Trans women face both transphobia and misogyny, an intersection dubbed transmisogyny. Transmisogyny refers to the negative cultural and political attitudes and discrimination directed toward trans women. This intersection of hate manifests in many ways, both on the individual and state levels. Trans women are particularly vulnerable to violence: in 2012, over half of all anti-LGBTQ homicides were committed against trans women. In interactions with the justice system in the U.S., trans women are often unfairly treated by police and prosecutors: one in five trans women have been incarcerated at some point in their lives. Trans women are also more likely to face poverty and homelessness that can be attributed to discrimination in job hiring practices. Cis feminists will never experience transmisogyny and its broad impacts, making it crucial that they listen to the experiences of trans women and uplift their voices in order to make the feminist movement more inclusive. 

Trans Siblings Graffiti Photo by Hello I'm Nik from Unsplash

 

Despite the many complex challenges that trans women face, the federal government has done little to enact policies that affirm and protect them. Instead, there has been a recent wave of anti-trans legislation across numerous states. State legislators in Arkansas recently enacted a ban on gender-affirming care for trans youth, and dozens of other states are currently considering similar bills. Additionally, trans people still face bureaucratic and legal barriers when attempting to change their name or gender identification on important government documents, making it difficult for them to provide necessary documentation to secure housing, health care and jobs. The inhospitable and downright cruel environment created for trans people through this government action shows the necessity for trans women to be included in feminism – they need a broad base of support and advocacy against discrimination. 

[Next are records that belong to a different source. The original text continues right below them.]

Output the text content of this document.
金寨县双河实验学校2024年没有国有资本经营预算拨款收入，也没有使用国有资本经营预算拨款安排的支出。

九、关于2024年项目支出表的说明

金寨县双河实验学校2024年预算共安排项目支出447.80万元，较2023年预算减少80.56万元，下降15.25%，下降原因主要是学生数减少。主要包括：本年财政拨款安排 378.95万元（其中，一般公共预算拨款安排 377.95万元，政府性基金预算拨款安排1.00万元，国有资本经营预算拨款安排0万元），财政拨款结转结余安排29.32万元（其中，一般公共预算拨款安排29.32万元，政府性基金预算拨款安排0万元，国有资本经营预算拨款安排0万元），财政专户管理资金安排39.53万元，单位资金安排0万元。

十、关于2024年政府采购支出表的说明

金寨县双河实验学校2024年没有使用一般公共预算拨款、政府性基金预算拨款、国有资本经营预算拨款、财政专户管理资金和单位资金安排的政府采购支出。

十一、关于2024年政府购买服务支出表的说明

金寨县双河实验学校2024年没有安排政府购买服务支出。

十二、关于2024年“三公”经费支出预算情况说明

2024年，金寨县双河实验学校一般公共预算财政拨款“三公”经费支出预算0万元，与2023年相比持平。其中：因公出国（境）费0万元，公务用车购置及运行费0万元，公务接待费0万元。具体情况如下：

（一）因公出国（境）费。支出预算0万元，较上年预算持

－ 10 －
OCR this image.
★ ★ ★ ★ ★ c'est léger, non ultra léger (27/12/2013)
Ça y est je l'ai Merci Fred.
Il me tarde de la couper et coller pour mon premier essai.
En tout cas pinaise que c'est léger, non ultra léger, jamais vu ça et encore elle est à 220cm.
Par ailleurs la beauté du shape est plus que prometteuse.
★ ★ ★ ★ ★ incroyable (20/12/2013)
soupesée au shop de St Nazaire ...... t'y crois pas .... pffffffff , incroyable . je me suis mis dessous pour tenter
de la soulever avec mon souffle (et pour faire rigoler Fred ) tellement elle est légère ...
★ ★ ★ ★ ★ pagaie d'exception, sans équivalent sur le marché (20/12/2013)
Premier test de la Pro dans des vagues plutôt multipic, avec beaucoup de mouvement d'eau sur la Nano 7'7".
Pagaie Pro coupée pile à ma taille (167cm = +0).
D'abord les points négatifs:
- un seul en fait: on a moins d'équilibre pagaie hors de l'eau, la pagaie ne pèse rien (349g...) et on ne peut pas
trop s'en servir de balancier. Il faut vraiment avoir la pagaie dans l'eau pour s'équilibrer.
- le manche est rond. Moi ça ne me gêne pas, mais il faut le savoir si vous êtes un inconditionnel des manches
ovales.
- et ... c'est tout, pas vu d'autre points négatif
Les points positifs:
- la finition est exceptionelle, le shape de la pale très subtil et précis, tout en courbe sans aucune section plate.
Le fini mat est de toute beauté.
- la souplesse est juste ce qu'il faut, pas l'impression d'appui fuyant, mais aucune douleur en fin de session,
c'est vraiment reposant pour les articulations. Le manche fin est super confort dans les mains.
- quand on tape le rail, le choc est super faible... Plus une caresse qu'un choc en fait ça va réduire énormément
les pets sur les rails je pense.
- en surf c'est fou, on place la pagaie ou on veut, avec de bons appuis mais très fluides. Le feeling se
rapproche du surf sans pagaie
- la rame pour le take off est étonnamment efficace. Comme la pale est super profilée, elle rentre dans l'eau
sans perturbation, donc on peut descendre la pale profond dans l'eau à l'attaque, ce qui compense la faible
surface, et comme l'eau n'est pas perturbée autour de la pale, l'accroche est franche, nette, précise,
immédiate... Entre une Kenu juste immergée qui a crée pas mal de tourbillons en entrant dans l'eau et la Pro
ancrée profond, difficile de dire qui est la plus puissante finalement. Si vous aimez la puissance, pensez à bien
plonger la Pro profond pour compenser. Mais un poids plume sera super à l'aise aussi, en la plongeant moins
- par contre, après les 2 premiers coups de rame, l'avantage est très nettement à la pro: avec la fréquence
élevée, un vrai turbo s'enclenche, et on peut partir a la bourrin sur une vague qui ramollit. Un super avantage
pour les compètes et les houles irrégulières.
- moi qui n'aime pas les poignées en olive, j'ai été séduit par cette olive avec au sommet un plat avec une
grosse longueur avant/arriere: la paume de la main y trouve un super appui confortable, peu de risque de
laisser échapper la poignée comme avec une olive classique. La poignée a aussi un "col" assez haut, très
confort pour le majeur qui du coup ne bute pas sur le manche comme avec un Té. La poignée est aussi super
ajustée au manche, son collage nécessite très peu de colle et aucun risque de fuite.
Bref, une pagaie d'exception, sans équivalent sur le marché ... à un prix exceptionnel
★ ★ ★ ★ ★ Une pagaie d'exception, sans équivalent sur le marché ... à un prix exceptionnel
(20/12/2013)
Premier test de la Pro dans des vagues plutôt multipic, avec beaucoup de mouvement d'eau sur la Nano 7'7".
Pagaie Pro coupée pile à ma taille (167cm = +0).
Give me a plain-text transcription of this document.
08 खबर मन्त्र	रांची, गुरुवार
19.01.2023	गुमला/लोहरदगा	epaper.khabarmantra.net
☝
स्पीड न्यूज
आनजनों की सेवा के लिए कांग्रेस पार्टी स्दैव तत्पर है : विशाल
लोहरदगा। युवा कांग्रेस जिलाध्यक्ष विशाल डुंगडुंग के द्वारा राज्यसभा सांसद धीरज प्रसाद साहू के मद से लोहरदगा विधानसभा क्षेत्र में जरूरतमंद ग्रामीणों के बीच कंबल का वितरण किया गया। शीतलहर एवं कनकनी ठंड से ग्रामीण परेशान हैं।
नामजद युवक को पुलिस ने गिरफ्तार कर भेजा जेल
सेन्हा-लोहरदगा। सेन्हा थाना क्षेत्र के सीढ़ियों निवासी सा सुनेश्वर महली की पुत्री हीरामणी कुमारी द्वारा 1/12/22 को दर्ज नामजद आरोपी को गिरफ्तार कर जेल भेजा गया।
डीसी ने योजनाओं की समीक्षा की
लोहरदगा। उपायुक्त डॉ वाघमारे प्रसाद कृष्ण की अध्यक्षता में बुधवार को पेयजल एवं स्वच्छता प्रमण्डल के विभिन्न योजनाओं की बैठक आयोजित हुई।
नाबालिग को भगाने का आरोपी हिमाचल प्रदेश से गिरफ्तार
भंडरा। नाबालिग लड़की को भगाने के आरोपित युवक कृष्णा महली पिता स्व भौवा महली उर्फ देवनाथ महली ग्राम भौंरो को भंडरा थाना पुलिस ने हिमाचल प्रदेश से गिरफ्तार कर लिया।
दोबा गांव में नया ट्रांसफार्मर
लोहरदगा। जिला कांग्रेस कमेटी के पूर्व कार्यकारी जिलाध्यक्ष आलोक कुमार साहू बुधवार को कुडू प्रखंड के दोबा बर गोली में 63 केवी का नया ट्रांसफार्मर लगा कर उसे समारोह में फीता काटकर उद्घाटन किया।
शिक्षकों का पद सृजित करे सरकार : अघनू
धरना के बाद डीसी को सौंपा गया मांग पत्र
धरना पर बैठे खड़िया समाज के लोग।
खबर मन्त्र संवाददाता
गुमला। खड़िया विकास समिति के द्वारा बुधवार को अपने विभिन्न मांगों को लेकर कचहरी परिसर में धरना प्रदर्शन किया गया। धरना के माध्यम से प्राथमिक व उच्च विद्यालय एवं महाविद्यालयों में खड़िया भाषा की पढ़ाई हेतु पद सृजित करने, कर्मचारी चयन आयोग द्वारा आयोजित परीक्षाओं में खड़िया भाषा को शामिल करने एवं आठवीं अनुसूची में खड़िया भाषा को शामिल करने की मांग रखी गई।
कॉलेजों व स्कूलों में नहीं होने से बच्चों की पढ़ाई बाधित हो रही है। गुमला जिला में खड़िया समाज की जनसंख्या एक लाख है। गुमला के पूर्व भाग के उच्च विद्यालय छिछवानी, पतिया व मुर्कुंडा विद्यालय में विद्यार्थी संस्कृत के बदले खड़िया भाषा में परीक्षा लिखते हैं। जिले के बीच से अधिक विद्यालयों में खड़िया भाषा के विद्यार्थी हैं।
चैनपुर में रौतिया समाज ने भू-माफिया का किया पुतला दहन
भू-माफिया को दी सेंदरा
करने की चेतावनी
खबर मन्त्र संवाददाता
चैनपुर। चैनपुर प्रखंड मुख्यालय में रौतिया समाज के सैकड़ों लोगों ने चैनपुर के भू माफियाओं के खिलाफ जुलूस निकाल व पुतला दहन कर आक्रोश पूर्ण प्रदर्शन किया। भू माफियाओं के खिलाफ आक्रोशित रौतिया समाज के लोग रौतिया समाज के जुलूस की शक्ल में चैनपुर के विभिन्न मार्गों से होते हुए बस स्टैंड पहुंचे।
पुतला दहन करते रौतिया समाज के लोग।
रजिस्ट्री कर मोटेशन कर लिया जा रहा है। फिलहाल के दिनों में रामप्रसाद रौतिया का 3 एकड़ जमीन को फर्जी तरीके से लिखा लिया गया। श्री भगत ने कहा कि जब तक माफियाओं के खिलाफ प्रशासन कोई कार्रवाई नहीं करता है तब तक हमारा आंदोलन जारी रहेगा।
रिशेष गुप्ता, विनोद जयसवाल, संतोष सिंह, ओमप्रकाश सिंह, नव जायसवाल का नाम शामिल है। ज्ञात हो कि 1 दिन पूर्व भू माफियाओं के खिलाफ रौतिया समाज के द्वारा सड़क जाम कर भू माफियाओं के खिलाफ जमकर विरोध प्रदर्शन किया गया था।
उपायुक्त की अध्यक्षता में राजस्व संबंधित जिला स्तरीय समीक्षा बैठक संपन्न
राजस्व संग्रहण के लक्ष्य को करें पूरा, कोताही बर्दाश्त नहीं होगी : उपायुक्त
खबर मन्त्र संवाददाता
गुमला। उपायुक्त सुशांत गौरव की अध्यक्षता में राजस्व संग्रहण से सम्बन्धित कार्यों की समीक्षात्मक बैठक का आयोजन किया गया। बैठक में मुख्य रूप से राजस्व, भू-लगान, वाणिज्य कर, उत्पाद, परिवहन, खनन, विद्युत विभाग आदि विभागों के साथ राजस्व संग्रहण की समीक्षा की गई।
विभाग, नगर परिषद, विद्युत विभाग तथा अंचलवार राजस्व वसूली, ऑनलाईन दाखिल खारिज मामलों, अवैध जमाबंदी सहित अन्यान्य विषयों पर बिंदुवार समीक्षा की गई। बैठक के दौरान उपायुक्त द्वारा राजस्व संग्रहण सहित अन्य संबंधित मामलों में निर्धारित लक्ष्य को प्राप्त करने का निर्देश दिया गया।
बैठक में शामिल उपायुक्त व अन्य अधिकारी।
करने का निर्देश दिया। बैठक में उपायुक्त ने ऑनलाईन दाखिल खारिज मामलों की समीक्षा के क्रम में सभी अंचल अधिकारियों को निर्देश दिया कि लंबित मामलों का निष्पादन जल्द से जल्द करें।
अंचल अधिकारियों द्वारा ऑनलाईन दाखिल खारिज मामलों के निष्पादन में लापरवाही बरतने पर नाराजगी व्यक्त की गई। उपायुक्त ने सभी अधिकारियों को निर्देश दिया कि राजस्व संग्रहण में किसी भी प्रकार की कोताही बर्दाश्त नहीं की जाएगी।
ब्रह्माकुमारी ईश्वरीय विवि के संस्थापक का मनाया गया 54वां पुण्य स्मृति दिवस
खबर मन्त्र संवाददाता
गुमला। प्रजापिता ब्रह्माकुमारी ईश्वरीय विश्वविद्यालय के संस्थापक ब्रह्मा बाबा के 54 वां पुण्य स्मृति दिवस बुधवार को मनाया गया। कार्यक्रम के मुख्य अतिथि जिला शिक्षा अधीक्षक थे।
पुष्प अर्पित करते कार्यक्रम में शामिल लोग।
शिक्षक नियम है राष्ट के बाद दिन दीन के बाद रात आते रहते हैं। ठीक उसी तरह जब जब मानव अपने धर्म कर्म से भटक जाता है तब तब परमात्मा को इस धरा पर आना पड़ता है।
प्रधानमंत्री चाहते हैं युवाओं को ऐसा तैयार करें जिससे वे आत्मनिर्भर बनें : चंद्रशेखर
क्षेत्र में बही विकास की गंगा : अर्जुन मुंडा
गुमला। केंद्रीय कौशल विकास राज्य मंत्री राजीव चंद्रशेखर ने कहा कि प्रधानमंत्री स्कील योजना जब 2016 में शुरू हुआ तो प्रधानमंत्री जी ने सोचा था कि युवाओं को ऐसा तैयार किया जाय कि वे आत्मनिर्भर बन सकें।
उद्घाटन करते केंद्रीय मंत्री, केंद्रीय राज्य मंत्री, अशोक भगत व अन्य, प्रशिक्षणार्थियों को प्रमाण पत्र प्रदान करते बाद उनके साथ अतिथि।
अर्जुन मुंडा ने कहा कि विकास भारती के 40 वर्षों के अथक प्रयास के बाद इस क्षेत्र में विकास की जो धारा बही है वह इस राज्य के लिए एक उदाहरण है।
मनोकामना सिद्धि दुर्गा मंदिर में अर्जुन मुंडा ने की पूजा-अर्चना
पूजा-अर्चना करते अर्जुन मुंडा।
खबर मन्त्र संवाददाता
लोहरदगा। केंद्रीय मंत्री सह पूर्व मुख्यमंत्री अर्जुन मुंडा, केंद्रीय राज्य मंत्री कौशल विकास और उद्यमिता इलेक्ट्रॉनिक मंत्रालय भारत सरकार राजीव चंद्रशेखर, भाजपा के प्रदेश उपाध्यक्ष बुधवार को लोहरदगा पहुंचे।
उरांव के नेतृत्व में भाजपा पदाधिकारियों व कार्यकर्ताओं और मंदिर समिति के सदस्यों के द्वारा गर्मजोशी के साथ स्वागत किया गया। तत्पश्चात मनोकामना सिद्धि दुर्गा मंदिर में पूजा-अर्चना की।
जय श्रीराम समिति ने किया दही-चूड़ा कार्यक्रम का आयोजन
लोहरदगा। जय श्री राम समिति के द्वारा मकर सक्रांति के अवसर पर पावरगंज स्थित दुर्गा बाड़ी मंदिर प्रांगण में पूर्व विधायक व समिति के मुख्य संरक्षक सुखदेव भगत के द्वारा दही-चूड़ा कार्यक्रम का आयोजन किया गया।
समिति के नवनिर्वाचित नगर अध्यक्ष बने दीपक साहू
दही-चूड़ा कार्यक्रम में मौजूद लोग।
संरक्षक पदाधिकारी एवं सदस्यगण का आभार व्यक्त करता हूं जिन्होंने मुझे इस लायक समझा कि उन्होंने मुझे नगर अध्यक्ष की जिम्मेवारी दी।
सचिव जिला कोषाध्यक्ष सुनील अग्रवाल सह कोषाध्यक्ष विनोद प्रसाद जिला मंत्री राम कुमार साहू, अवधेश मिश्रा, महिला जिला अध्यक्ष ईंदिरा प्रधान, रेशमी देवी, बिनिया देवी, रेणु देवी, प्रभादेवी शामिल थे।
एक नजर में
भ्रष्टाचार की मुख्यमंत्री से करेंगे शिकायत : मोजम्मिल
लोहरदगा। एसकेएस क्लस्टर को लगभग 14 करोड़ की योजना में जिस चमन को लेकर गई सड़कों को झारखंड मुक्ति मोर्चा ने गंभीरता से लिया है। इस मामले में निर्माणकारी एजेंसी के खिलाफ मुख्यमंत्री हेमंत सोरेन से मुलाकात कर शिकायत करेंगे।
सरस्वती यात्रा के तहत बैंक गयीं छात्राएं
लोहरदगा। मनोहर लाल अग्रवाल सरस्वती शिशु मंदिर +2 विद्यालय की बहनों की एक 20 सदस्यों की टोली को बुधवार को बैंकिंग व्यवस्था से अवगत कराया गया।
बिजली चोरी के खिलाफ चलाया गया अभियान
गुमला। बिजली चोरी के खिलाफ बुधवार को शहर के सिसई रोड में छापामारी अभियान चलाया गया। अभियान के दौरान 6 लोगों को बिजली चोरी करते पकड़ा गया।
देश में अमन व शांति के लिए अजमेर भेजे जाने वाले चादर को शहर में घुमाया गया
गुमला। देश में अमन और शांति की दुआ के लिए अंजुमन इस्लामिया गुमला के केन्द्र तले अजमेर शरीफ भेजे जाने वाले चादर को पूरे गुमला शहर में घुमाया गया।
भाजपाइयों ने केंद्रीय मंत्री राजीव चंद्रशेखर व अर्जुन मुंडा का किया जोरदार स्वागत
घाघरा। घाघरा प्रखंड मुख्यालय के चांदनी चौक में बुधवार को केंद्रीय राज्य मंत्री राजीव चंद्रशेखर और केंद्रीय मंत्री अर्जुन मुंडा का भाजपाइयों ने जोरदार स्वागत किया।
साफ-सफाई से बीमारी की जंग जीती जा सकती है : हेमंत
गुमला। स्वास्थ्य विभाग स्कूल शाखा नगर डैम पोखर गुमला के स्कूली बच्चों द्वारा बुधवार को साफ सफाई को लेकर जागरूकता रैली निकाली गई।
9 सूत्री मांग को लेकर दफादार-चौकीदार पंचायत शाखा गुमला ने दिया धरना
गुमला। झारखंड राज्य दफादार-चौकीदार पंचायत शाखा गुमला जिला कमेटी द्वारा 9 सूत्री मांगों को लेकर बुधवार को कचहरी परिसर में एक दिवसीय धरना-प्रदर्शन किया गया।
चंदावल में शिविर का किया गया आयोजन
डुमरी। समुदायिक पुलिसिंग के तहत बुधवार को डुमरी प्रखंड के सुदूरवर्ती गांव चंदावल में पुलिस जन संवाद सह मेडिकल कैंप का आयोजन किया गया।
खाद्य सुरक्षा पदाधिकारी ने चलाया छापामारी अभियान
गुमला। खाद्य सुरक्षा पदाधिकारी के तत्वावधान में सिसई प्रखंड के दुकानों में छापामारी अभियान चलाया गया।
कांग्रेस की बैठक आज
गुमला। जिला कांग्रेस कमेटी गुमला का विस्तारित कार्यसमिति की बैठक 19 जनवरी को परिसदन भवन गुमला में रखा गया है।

Trans women face obstacles unique to their gender identities and need the broad support of all feminists. If your personal feminism does not already include trans women, you need to ask yourself why. Are you fighting against trans women instead of alongside them? Are you indirectly promoting the violence they face on a daily basis? Ultimately, trans women are women, and they have always deserved a space in modern feminism. For feminism to truly uplift and empower all women, trans women and their unique perspectives need to be recognized and appreciated.